À ce moment-là, plutôt que d’osciller entre un moment et un autre, alternant entre un moment passé et un moment futur (un extrême est toujours au passé ou au futur de l’autre, puisqu’ils s’alternent sans cesse…), on se tient au milieu.
Au milieu de deux extrêmes se trouve le présent. Entre le passé et le futur, le présent s’ouvre à nous. Plutôt que de subir les aléas, on est présent à ce qui se passe, disponible à être avec ce qui se passe, plutôt que de repousser ce qui ne nous convient pas. On peut donc se déterminer, répondre de ce qui se passe et avancer pas à pas.
Ainsi, la vertu, l’exercice, la discipline, se tiennent au milieu.
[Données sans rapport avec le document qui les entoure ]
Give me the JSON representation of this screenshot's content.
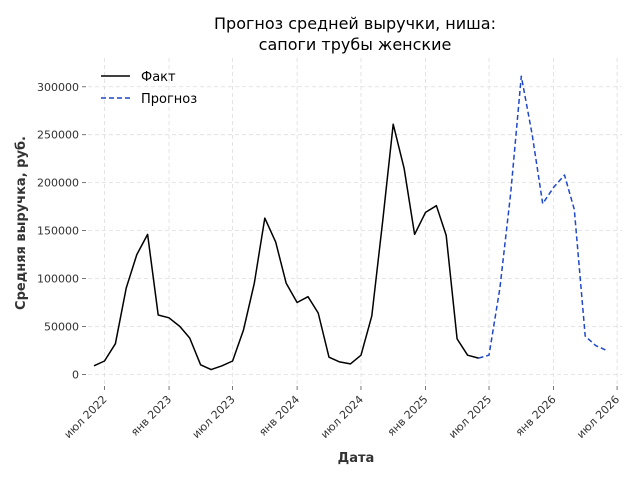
{
  "chart_data": {
    "type": "line",
    "title_lines": [
      "Прогноз средней выручки, ниша:",
      "сапоги трубы женские"
    ],
    "xlabel": "Дата",
    "ylabel": "Средняя выручка, руб.",
    "x_range": [
      "2022-05-15",
      "2026-07-15"
    ],
    "ylim": [
      -10000,
      330000
    ],
    "y_ticks": [
      0,
      50000,
      100000,
      150000,
      200000,
      250000,
      300000
    ],
    "x_ticks": [
      {
        "date": "2022-07-01",
        "label": "июл 2022"
      },
      {
        "date": "2023-01-01",
        "label": "янв 2023"
      },
      {
        "date": "2023-07-01",
        "label": "июл 2023"
      },
      {
        "date": "2024-01-01",
        "label": "янв 2024"
      },
      {
        "date": "2024-07-01",
        "label": "июл 2024"
      },
      {
        "date": "2025-01-01",
        "label": "янв 2025"
      },
      {
        "date": "2025-07-01",
        "label": "июл 2025"
      },
      {
        "date": "2026-01-01",
        "label": "янв 2026"
      },
      {
        "date": "2026-07-01",
        "label": "июл 2026"
      }
    ],
    "grid": true,
    "legend_position": "top-left",
    "series": [
      {
        "name": "Факт",
        "color": "#000000",
        "style": "solid",
        "points": [
          [
            "2022-06-01",
            9000
          ],
          [
            "2022-07-01",
            14000
          ],
          [
            "2022-08-01",
            32000
          ],
          [
            "2022-09-01",
            90000
          ],
          [
            "2022-10-01",
            125000
          ],
          [
            "2022-11-01",
            146000
          ],
          [
            "2022-12-01",
            62000
          ],
          [
            "2023-01-01",
            59000
          ],
          [
            "2023-02-01",
            50000
          ],
          [
            "2023-03-01",
            38000
          ],
          [
            "2023-04-01",
            10000
          ],
          [
            "2023-05-01",
            5000
          ],
          [
            "2023-06-01",
            9000
          ],
          [
            "2023-07-01",
            14000
          ],
          [
            "2023-08-01",
            46000
          ],
          [
            "2023-09-01",
            95000
          ],
          [
            "2023-10-01",
            163000
          ],
          [
            "2023-11-01",
            138000
          ],
          [
            "2023-12-01",
            95000
          ],
          [
            "2024-01-01",
            75000
          ],
          [
            "2024-02-01",
            81000
          ],
          [
            "2024-03-01",
            64000
          ],
          [
            "2024-04-01",
            18000
          ],
          [
            "2024-05-01",
            13000
          ],
          [
            "2024-06-01",
            11000
          ],
          [
            "2024-07-01",
            20000
          ],
          [
            "2024-08-01",
            61000
          ],
          [
            "2024-09-01",
            160000
          ],
          [
            "2024-10-01",
            261000
          ],
          [
            "2024-11-01",
            215000
          ],
          [
            "2024-12-01",
            146000
          ],
          [
            "2025-01-01",
            169000
          ],
          [
            "2025-02-01",
            176000
          ],
          [
            "2025-03-01",
            145000
          ],
          [
            "2025-04-01",
            37000
          ],
          [
            "2025-05-01",
            20000
          ],
          [
            "2025-06-01",
            17000
          ]
        ]
      },
      {
        "name": "Прогноз",
        "color": "#1f47c9",
        "style": "dashed",
        "points": [
          [
            "2025-06-01",
            17000
          ],
          [
            "2025-07-01",
            20000
          ],
          [
            "2025-08-01",
            90000
          ],
          [
            "2025-09-01",
            190000
          ],
          [
            "2025-10-01",
            311000
          ],
          [
            "2025-11-01",
            250000
          ],
          [
            "2025-12-01",
            178000
          ],
          [
            "2026-01-01",
            195000
          ],
          [
            "2026-02-01",
            208000
          ],
          [
            "2026-03-01",
            172000
          ],
          [
            "2026-04-01",
            40000
          ],
          [
            "2026-05-01",
            30000
          ],
          [
            "2026-06-01",
            25000
          ]
        ]
      }
    ]
  }
}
Il s’agit de rester dans un entre-deux, découvrant ce faisant la présence au monde.
Cette présence qui rencontre le monde tel qu’il est et non tel que l’on voudrait qu’il soit, offre de se saisir du monde. Le monde change du fait de la présence qui le rencontre. Les aléas n’en sont plus, les épreuves sont traversées, les circonstances se retournent.
Les vertus de notre présence (stabilité au milieu des sentiments, profondeur devant les perceptions, courage du pas-à-pas devant l’obstacle, confiance au milieu les aléas de la vie) sont telles que les circonstances qui nous poussaient dans une certaine direction, sont rencontrés et que se vivent des retournements de situations inespérés.
Il est possible, de ce fait, de qualifier ces vertus de cardinales.
L’adjectif cardinal vient du latin cardus, le pivot. La situation pivote sur l’axe de la présence.